The novel is framed by the literary device of an extended flashback. The first chapter opens with an unnamed male narrator spending a winter in Starkfield. He sets out to learn about the life of a mysterious local figure named Ethan Frome, a man who had been injured in a horrific “smash-up” twenty-four years before. Frome is described as “the most striking figure in Starkfield”, “the ruin of a man” with a “careless powerful look...in spite of a lameness checking each step like the jerk of a chain”.
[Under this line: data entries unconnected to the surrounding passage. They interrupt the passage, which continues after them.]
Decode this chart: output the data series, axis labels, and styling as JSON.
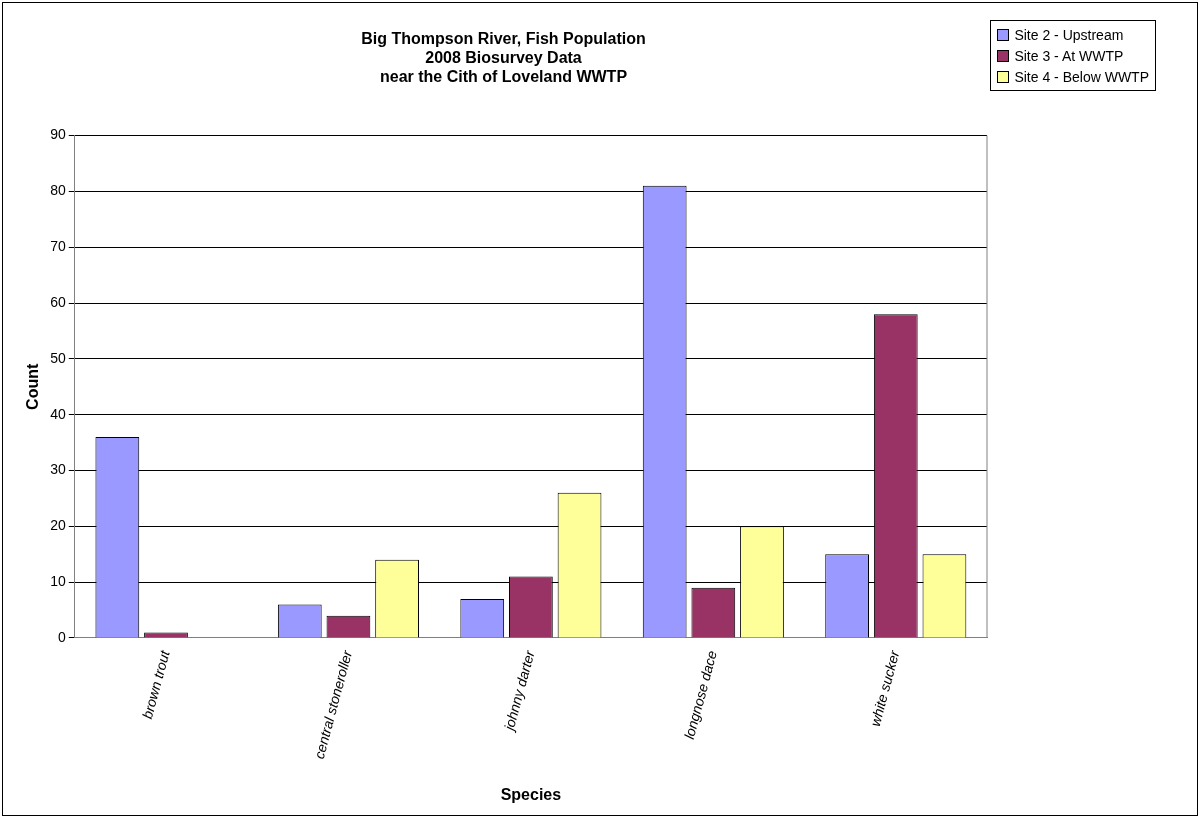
{
  "chart_data": {
    "type": "bar",
    "title": "Big Thompson River, Fish Population\n2008 Biosurvey Data\nnear the Cith of Loveland WWTP",
    "xlabel": "Species",
    "ylabel": "Count",
    "categories": [
      "brown trout",
      "central stoneroller",
      "johnny darter",
      "longnose dace",
      "white sucker"
    ],
    "series": [
      {
        "name": "Site 2 - Upstream",
        "color": "#9999ff",
        "values": [
          36,
          6,
          7,
          81,
          15
        ]
      },
      {
        "name": "Site 3 - At WWTP",
        "color": "#993366",
        "values": [
          1,
          4,
          11,
          9,
          58
        ]
      },
      {
        "name": "Site 4 - Below WWTP",
        "color": "#ffff99",
        "values": [
          0,
          14,
          26,
          20,
          15
        ]
      }
    ],
    "ylim": [
      0,
      90
    ],
    "yticks": [
      0,
      10,
      20,
      30,
      40,
      50,
      60,
      70,
      80,
      90
    ],
    "grid": "y",
    "legend": "top right"
  }
}
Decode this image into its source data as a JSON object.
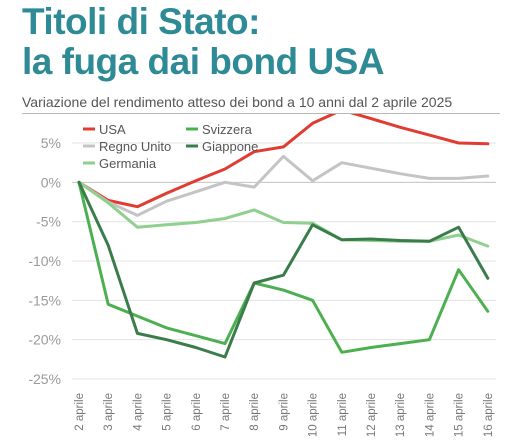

The narrator fails to get many details from the townspeople. However, the narrator hires Frome as his driver for a week. A severe snowstorm forces Frome to take the narrator to his home one night for shelter. Just as the two are entering Frome's house, the first chapter ends. The second chapter flashes back twenty-four years; the narration switches from the first-person narrator of the first chapter to a limited third-person narrator. Ethan is waiting outside a church dance for Mattie, his wife’s cousin, who lives with Ethan and his wife Zeena (Zenobia) to help around the house since Zeena is sickly. Mattie is given the occasional night off to entertain herself in town as partial recompense for taking care of the Frome family without pay, and Ethan has fallen into the habit of walking her home. It is made clear that Ethan has deep feelings for Mattie, and it is equally clear that Zeena suspects these feelings and does not approve.